У Хейла имелся в этой области некоторый опыт: однажды в детстве он присоединился к делегации, пытавшейся добиться признания от ведьмы перед казнью. Обвиненная была соседкой Хейла, первой повешенной в Массачусетсе за колдовство. Всю дорогу на виселицу она отрицала свою вину. После преподобный разговаривал с другой осужденной ведьмой, получившей в 1680 году помилование. Служивший в соседнем Беверли дружелюбный пятидесятишестилетний Хейл считал себя одним из ближайших коллег Пэрриса. Как практически все в Новой Англии того времени, он верил в существование ведьм, а то и в ангелов, единорогов, русалок. Как этот человек воспринял этот диагноз? Увиденное не могло его удивить – скорее он вздохнул с облегчением. «Адские козни», по его выражению, развеивали все сомнения насчет состояния девичьих душ и освобождали его от всякой ответственности. У него были все основания предпочесть сатанинские проказы Божьей каре: одержимость бесами стала бы более серьезной проблемой[11]. Каким бы тревожным ни казался такой диагноз, он все-таки будоражил кровь. Колдовство было дурным знамением, а пуритане такое уважали. Никогда прежде подобного не случалось в доме священника. На белом полотне пасторской репутации вмешательство темных сил смотрелось, по крайней мере, более неприглядным пятном, чем рождение незаконного внука – с этим Коттону Мэзеру предстояло столкнуться в будущем. Итак, Мэзер на десять лет моложе Пэрриса, в 1692 году ему всего двадцать девять. Он уже весьма популярен и, судя по всему, вскоре станет самым известным человеком в Новой Англии – так бывает, когда ты хорош собой, высок, одарен и полон сил, поступаешь в Гарвард в одиннадцать лет, произносишь свою первую проповедь в шестнадцать, а само твое имя напоминает о двух легендах раннего массачусетского духовенства.
11
Если и имела место серьезная дискуссия о разнице между колдовством и одержимостью, то нам о ней ничего не известно [31]. Не все улавливали или хотя бы пытались уловить эту разницу – симптомы большей частью совпадали. Мэзер отмечал их «близкое сходство» и даже соединил два понятия в заглавии своих «Памятных историй». Одно могло повлечь за собой другое. «Совершенно обычная вещь, – говорил пастор в разгар гротонского дела, – когда одержимость передается через колдовство» (здесь он соглашался со своим отцом Инкризом, который верил, что можно подхватить сразу обе хвори). Подыскивая объяснение происходящему, Пэррис с самого начала подозревал одержимость бесами.
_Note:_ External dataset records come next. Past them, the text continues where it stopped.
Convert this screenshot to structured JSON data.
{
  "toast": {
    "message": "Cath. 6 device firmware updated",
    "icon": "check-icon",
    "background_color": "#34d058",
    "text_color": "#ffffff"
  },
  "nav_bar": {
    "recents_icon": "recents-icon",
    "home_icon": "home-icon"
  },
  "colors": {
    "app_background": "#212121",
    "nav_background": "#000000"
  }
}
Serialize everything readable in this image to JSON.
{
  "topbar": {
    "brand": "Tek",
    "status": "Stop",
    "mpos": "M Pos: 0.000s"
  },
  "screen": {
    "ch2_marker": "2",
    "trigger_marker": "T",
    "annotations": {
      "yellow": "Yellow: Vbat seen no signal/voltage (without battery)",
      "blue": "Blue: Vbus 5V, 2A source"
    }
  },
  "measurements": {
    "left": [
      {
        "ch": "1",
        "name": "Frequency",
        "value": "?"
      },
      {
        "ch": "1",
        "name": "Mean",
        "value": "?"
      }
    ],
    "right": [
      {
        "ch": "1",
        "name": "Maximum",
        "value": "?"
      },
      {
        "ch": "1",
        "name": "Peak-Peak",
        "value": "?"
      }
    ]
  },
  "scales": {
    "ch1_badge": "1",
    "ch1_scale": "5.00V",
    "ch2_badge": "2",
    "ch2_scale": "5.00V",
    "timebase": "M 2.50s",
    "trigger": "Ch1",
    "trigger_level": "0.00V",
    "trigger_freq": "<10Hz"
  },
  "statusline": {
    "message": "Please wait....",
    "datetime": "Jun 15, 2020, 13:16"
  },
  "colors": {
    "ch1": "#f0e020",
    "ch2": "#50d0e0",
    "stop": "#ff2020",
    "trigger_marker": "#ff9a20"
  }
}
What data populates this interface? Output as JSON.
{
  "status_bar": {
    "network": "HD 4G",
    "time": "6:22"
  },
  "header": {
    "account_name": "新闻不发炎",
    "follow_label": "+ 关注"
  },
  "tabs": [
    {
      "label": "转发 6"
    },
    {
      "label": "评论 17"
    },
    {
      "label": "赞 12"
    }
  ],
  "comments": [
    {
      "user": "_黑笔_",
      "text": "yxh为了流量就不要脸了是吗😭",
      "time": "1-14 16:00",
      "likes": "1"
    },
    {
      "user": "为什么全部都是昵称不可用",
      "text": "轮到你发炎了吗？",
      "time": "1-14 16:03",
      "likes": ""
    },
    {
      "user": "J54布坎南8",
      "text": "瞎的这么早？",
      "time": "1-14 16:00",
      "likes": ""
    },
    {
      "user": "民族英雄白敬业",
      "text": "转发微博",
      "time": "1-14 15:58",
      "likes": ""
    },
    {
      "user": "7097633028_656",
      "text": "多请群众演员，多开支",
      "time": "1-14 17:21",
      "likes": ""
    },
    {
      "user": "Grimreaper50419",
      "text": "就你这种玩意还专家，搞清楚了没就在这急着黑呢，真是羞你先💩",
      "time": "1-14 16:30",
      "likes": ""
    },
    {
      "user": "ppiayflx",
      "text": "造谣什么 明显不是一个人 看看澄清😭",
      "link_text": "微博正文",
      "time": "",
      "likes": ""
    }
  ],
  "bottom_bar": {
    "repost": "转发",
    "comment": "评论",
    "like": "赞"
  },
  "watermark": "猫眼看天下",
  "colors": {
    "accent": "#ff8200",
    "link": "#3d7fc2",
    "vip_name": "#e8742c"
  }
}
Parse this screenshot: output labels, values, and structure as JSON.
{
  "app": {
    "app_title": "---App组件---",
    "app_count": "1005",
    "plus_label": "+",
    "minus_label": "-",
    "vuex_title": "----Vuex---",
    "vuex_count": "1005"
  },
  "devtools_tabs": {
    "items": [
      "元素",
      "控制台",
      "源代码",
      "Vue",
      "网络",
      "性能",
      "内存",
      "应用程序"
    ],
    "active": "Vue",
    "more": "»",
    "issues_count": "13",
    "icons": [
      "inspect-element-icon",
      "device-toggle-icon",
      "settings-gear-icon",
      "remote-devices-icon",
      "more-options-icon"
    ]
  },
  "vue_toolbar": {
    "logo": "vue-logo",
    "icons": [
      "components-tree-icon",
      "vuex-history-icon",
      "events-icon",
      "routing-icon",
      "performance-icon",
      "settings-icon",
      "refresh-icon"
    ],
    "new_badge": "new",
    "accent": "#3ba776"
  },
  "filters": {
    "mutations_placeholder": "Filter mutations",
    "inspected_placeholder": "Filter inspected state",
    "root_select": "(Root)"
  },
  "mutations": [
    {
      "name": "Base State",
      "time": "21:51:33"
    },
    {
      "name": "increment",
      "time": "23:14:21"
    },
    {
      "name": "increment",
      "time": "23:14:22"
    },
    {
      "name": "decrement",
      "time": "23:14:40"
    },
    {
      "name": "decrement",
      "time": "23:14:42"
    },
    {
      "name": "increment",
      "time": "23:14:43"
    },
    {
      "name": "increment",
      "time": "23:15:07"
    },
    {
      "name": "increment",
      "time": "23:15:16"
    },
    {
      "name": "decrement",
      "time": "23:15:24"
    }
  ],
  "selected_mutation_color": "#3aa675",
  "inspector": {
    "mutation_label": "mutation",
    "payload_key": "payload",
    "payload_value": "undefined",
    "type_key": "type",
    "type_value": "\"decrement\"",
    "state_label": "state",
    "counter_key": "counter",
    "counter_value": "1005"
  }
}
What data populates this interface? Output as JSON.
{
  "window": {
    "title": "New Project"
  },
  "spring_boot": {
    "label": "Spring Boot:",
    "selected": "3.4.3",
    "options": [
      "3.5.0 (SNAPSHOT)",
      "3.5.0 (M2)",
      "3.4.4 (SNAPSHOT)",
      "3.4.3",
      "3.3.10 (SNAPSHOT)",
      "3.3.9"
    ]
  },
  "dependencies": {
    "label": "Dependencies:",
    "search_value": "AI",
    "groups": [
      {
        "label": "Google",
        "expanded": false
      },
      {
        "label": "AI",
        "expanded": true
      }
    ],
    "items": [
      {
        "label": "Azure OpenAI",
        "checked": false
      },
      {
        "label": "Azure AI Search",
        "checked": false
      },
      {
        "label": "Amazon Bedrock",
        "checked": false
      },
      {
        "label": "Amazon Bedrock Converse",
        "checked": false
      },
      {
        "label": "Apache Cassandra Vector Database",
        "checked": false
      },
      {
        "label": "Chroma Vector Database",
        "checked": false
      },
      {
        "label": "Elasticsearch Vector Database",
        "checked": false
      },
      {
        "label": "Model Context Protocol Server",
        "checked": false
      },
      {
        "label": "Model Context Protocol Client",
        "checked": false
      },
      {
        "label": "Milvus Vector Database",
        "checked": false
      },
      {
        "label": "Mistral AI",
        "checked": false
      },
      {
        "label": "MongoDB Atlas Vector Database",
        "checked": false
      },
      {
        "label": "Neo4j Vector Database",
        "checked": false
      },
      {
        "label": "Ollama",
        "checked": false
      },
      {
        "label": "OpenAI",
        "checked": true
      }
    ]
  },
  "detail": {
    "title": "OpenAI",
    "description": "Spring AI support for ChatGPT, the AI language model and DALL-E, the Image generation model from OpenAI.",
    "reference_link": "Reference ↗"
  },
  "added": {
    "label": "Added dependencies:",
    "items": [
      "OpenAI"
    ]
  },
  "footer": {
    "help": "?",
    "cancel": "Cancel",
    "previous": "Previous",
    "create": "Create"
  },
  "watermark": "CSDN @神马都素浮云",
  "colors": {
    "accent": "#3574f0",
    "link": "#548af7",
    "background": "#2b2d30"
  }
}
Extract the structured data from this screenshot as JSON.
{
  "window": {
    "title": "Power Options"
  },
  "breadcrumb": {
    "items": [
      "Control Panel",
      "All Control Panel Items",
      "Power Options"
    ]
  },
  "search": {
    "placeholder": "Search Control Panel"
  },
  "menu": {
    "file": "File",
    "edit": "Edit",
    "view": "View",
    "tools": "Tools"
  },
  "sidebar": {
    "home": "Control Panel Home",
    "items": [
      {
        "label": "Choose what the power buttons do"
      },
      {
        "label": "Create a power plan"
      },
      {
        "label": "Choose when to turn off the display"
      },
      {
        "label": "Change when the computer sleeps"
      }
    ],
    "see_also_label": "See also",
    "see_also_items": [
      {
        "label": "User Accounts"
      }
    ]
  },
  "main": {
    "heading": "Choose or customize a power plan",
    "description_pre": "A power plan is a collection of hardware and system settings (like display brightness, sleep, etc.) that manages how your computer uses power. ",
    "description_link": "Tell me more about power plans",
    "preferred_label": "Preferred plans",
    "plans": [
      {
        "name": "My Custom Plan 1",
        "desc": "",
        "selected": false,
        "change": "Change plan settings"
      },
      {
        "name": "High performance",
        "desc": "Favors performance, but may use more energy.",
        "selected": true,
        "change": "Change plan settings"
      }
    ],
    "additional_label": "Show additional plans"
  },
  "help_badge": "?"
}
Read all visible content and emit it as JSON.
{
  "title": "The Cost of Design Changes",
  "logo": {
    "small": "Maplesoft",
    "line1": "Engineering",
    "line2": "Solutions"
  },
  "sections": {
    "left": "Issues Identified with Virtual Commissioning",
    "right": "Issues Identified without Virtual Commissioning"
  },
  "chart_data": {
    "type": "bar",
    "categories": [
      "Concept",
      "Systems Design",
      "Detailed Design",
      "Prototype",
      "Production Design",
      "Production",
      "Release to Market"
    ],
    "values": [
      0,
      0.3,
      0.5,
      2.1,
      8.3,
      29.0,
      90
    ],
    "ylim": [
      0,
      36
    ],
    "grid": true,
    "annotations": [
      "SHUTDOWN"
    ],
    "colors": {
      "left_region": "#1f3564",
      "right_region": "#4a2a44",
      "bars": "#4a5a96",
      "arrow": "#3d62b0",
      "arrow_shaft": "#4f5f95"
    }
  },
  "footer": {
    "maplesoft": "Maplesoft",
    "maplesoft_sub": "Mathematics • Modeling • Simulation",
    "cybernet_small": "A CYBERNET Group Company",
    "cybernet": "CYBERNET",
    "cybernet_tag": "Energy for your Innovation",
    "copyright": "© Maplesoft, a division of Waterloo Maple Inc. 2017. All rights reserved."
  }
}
Считалось, однако, что одержимый не испытывал физических страданий – а на телах девочек виднелись следы явного физического воздействия. Довольно скоро обнаружились доказательства колдовских чар, что не могло не порадовать Пэрриса: одержимый, по собственной воле открывавший себя для нечисти, был виновен. Околдованный – нет.